Daniel Miessler on My Writings about IoT Security
Daniel Miessler criticizes my writings about IoT security:
I know it’s super cool to scream about how IoT is insecure, how it’s dumb to hook up everyday objects like houses and cars and locks to the internet, how bad things can get, and I know it’s fun to be invited to talk about how everything is doom and gloom.
I absolutely respect Bruce Schneier a lot for what he’s contributed to InfoSec, which makes me that much more disappointed with this kind of position from him.
InfoSec is full of those people, and it’s beneath people like Bruce to add their voices to theirs. Everyone paying attention already knows it’s going to be a soup sandwich—a carnival of horrors—a tragedy of mistakes and abuses of trust.
It’s obvious. Not interesting. Not novel. Obvious. But obvious or not, all these things are still going to happen.
I actually agree with everything in his essay. “We should obviously try to minimize the risks, but we don’t do that by trying to shout down the entire enterprise.” Yes, definitely.
I don’t think the IoT must be stopped. I do think that the risks are considerable, and will increase as these systems become more pervasive and susceptible to class breaks. And I’m trying to write a book that will help navigate this. I don’t think I’m the prophet of doom, and don’t want to come across that way. I’ll give the manuscript another read with that in mind.
de La Boetie • January 9, 2018 4:01 PM
The reason people in InfoSec are having to shout is because our Beloved Leaders are so absent from passing any kind of constraint or good conduct on suppliers. They let the suppliers get away with murder.

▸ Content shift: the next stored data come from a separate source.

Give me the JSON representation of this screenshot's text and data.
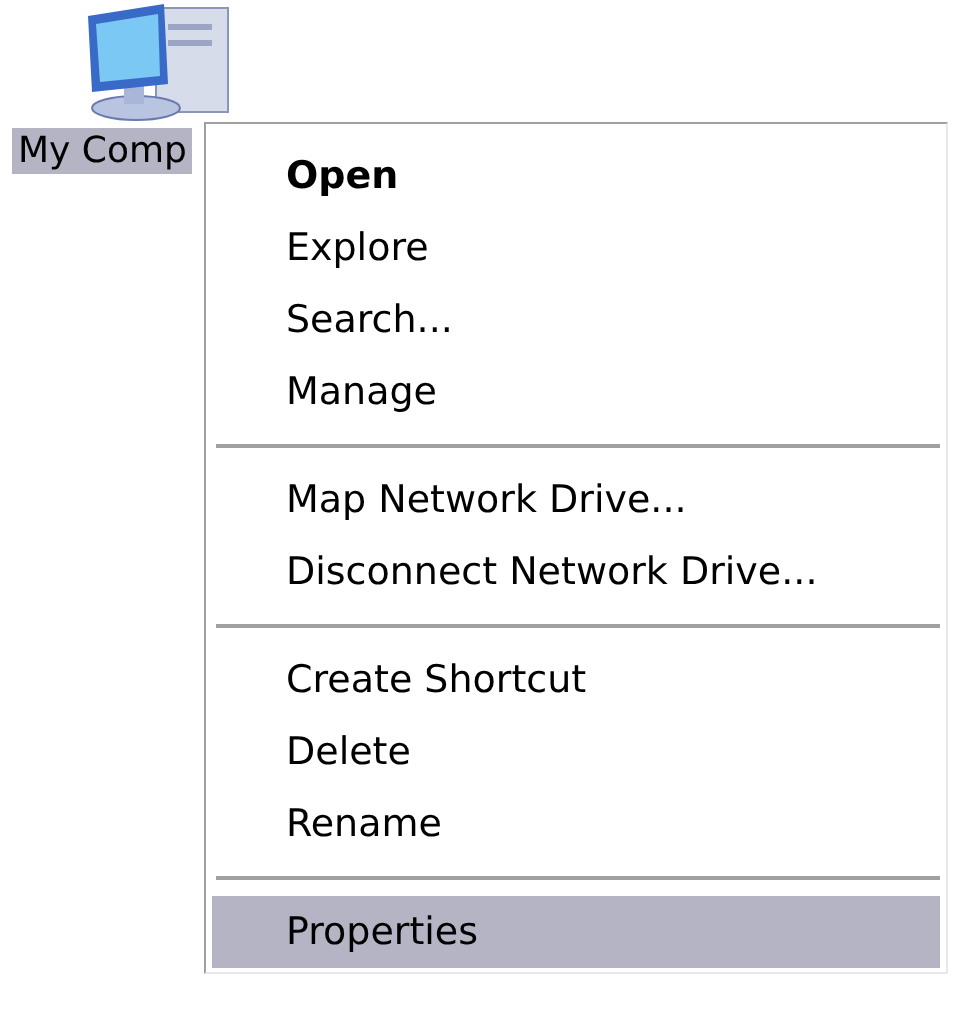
{
  "desktop_icon": {
    "label": "My Comp",
    "selected": true
  },
  "context_menu": {
    "entries": [
      {
        "kind": "item",
        "label": "Open",
        "default": true,
        "selected": false
      },
      {
        "kind": "item",
        "label": "Explore",
        "default": false,
        "selected": false
      },
      {
        "kind": "item",
        "label": "Search...",
        "default": false,
        "selected": false
      },
      {
        "kind": "item",
        "label": "Manage",
        "default": false,
        "selected": false
      },
      {
        "kind": "separator"
      },
      {
        "kind": "item",
        "label": "Map Network Drive...",
        "default": false,
        "selected": false
      },
      {
        "kind": "item",
        "label": "Disconnect Network Drive...",
        "default": false,
        "selected": false
      },
      {
        "kind": "separator"
      },
      {
        "kind": "item",
        "label": "Create Shortcut",
        "default": false,
        "selected": false
      },
      {
        "kind": "item",
        "label": "Delete",
        "default": false,
        "selected": false
      },
      {
        "kind": "item",
        "label": "Rename",
        "default": false,
        "selected": false
      },
      {
        "kind": "separator"
      },
      {
        "kind": "item",
        "label": "Properties",
        "default": false,
        "selected": true
      }
    ]
  }
}
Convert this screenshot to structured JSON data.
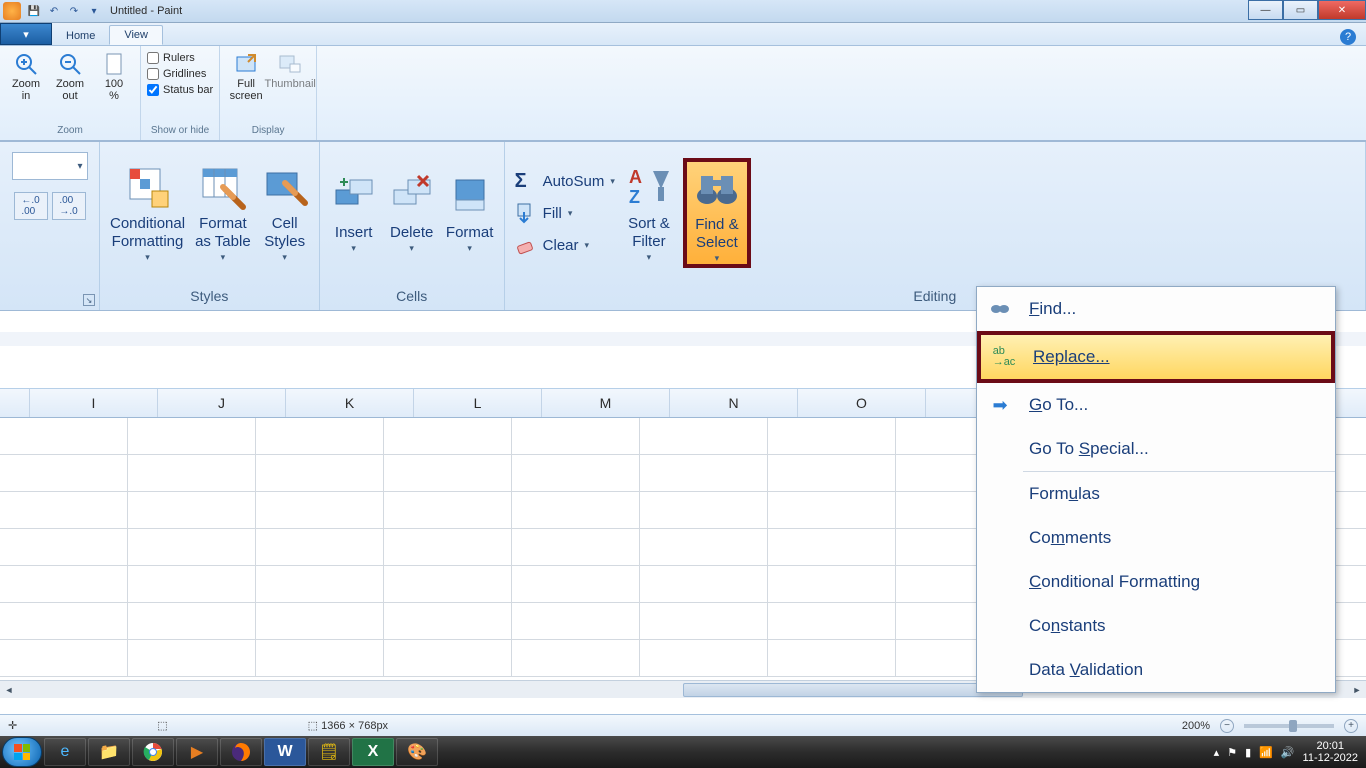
{
  "titlebar": {
    "title": "Untitled - Paint"
  },
  "paint_tabs": {
    "file": "",
    "home": "Home",
    "view": "View"
  },
  "paint_view": {
    "zoom_in": "Zoom\nin",
    "zoom_out": "Zoom\nout",
    "zoom_100": "100\n%",
    "zoom_label": "Zoom",
    "rulers": "Rulers",
    "gridlines": "Gridlines",
    "statusbar": "Status bar",
    "show_label": "Show or hide",
    "fullscreen": "Full\nscreen",
    "thumbnail": "Thumbnail",
    "display_label": "Display"
  },
  "excel": {
    "cond_fmt": "Conditional\nFormatting",
    "fmt_table": "Format\nas Table",
    "cell_styles": "Cell\nStyles",
    "styles_label": "Styles",
    "insert": "Insert",
    "delete": "Delete",
    "format": "Format",
    "cells_label": "Cells",
    "autosum": "AutoSum",
    "fill": "Fill",
    "clear": "Clear",
    "sort_filter": "Sort &\nFilter",
    "find_select": "Find &\nSelect",
    "editing_label": "Editing"
  },
  "dropdown": {
    "find": "Find...",
    "replace": "Replace...",
    "goto": "Go To...",
    "goto_special": "Go To Special...",
    "formulas": "Formulas",
    "comments": "Comments",
    "cond_fmt": "Conditional Formatting",
    "constants": "Constants",
    "data_val": "Data Validation"
  },
  "columns": [
    "I",
    "J",
    "K",
    "L",
    "M",
    "N",
    "O"
  ],
  "status": {
    "dims": "1366 × 768px",
    "zoom": "200%"
  },
  "tray": {
    "time": "20:01",
    "date": "11-12-2022"
  }
}
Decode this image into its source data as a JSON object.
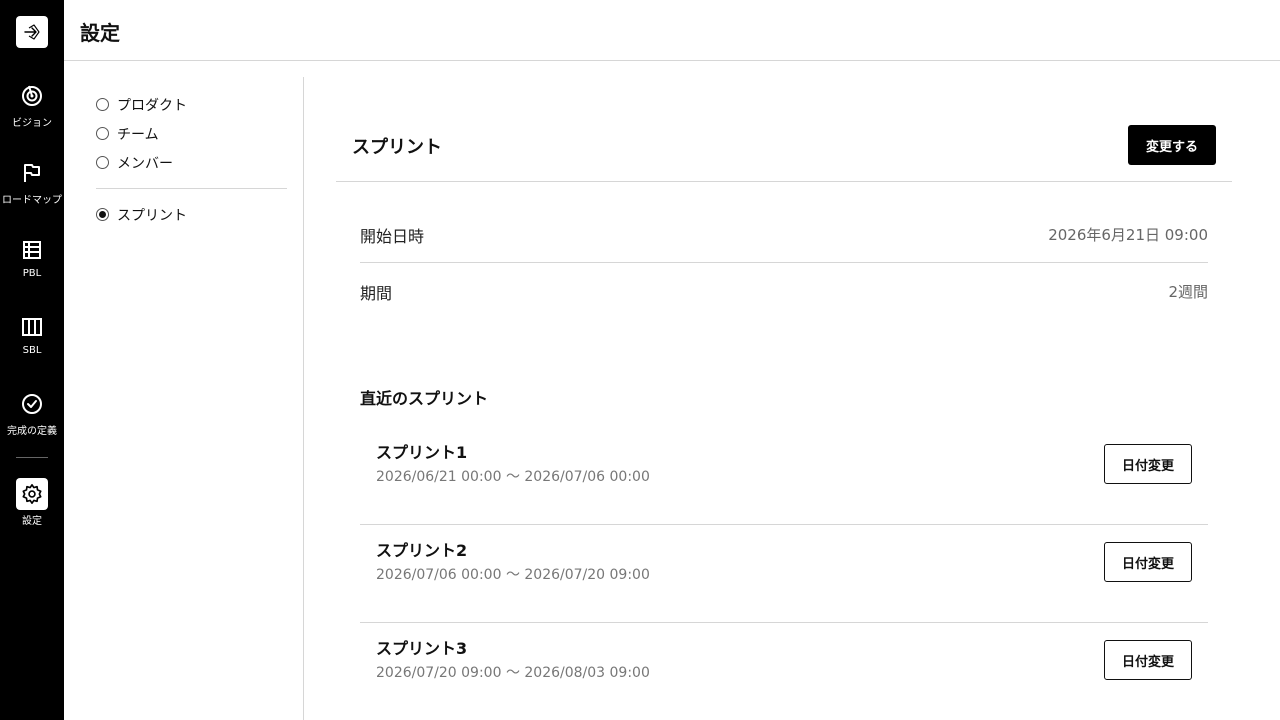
{
  "app": {
    "logo_icon": "logo-arrow-icon"
  },
  "nav": {
    "items": [
      {
        "label": "ビジョン",
        "icon": "target-icon"
      },
      {
        "label": "ロードマップ",
        "icon": "flag-icon"
      },
      {
        "label": "PBL",
        "icon": "list-icon"
      },
      {
        "label": "SBL",
        "icon": "columns-icon"
      },
      {
        "label": "完成の定義",
        "icon": "check-circle-icon"
      },
      {
        "label": "設定",
        "icon": "gear-icon",
        "active": true
      }
    ]
  },
  "header": {
    "title": "設定"
  },
  "menu": {
    "items": [
      {
        "label": "プロダクト",
        "checked": false
      },
      {
        "label": "チーム",
        "checked": false
      },
      {
        "label": "メンバー",
        "checked": false
      },
      {
        "label": "スプリント",
        "checked": true
      }
    ]
  },
  "sprint_settings": {
    "title": "スプリント",
    "change_button": "変更する",
    "start_label": "開始日時",
    "start_value": "2026年6月21日 09:00",
    "duration_label": "期間",
    "duration_value": "2週間"
  },
  "recent": {
    "title": "直近のスプリント",
    "sprints": [
      {
        "name": "スプリント1",
        "range": "2026/06/21 00:00 〜 2026/07/06 00:00",
        "button": "日付変更"
      },
      {
        "name": "スプリント2",
        "range": "2026/07/06 00:00 〜 2026/07/20 09:00",
        "button": "日付変更"
      },
      {
        "name": "スプリント3",
        "range": "2026/07/20 09:00 〜 2026/08/03 09:00",
        "button": "日付変更"
      }
    ]
  },
  "colors": {
    "rail": "#000000",
    "primary_button": "#000000",
    "divider": "#d6d6d6",
    "muted_text": "#666666"
  }
}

In other words, this is primarily not an InfoSec problem on its own, but it’s very much incumbent on “us” to carry on kvetching. Because that’s the ONLY way it seems like the “obvious” (from the article) penetrates the obtuse.
Before food standards were enforced, bakers used to add lead oxide to bread to make it look white. Chemists could have told everyone this was a spectacularly bad idea, but it takes legislation and the prospect of liability and jail time to focus commercial behavior to align with civic responsibility.